Suspension des activités juridictionnelles : Le Conseil Supérieur de la Magistrature (CSM) a-t-il outrepassé ses prérogatives ?

Dans cet article, un citoyen du nom de Ousmane Sawadogo, pose le débat de savoir qui du Ministre de la justice ou du président du Conseil supérieur de la magistrature a le droit de suspendre les activités juridictionnelles pour cause de pandémie du COVID-19.

 

« Dans le cadre de la lutte contre la propagation du COVID-19, de nombreuses mesures sont prises tant au plan institutionnel qu’au niveau individuel.  Ces initiatives sont à féliciter et à encourager.  Mais quand (…) certaines structures, et pas des moindres, prennent certaines décisions, on est en droit de se poser certaines questions. Depuis quelques jours en effet, l’on voit circuler une résolution du CSM datée du 23 mars 2020 et signée de son Président et sa secrétaire permanente portant suspension temporaire des activités juridictionnelles pour cause de pandémie de COVID-19. Cette résolution vient en plus d’un communiqué du Ministre de la Justice, Garde des sceaux signé à la même date et ayant le même objet. Alors la question que l’on est en droit de se poser est celle de savoir qui du Garde des sceaux et du CSM est compétent pour prendre une telle décision ? Pour ma part, je pense que dans cette guerre de compétences, c’est le CSM qui a outrepassé ses attributions pour trois raisons principales. Je m’explique :  la loi du 25 août 2015 ne le lui permet pas, la configuration des juridictions ne le lui permet pas non plus et son pouvoir de résolution ne peut le lui permettre.

  1. Le CSM n’est pas compétent pour prendre des mesures de fermeture des juridictions

Aux termes des dispositions de la loi organique n°049-2015/CNT du 25 août 2015 portant organisation, composition, attributions et fonctionnement du Conseil supérieur de la magistrature, notamment en son article 12 : « Le Conseil supérieur de la magistrature donne son avis sur toute question concernant :

– l’indépendance de la magistrature ;

– la déontologie des magistrats ;

– le fonctionnement de la justice ;

– l’exercice du droit de grâce ;

– l’attribution des distinctions honorifiques donnant lieu à bonification d’échelon ;

– l’attribution de l’honorariat aux magistrats ».

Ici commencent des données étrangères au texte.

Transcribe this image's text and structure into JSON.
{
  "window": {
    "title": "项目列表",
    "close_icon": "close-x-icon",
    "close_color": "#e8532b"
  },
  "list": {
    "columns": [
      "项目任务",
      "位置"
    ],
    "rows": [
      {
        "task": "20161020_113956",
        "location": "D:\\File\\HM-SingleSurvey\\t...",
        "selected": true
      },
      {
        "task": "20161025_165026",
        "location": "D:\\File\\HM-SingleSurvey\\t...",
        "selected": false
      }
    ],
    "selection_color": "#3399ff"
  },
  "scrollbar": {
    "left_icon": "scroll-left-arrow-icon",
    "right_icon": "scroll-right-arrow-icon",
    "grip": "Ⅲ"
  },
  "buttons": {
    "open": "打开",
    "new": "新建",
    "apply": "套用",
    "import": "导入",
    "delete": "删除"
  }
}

A la lecture de cette disposition, on se rend compte que dans le cadre du fonctionnement de la justice, le CSM se borne à donner son avis sans pouvoir prendre directement de décisions qui impacteraient le fonctionnement des services judiciaires.

Le Président du Conseil supérieur de la magistrature, Jean Kondé
  1. Le CSM n’est pas habilité à prendre des décisions à l’égard de tous les acteurs de la justice.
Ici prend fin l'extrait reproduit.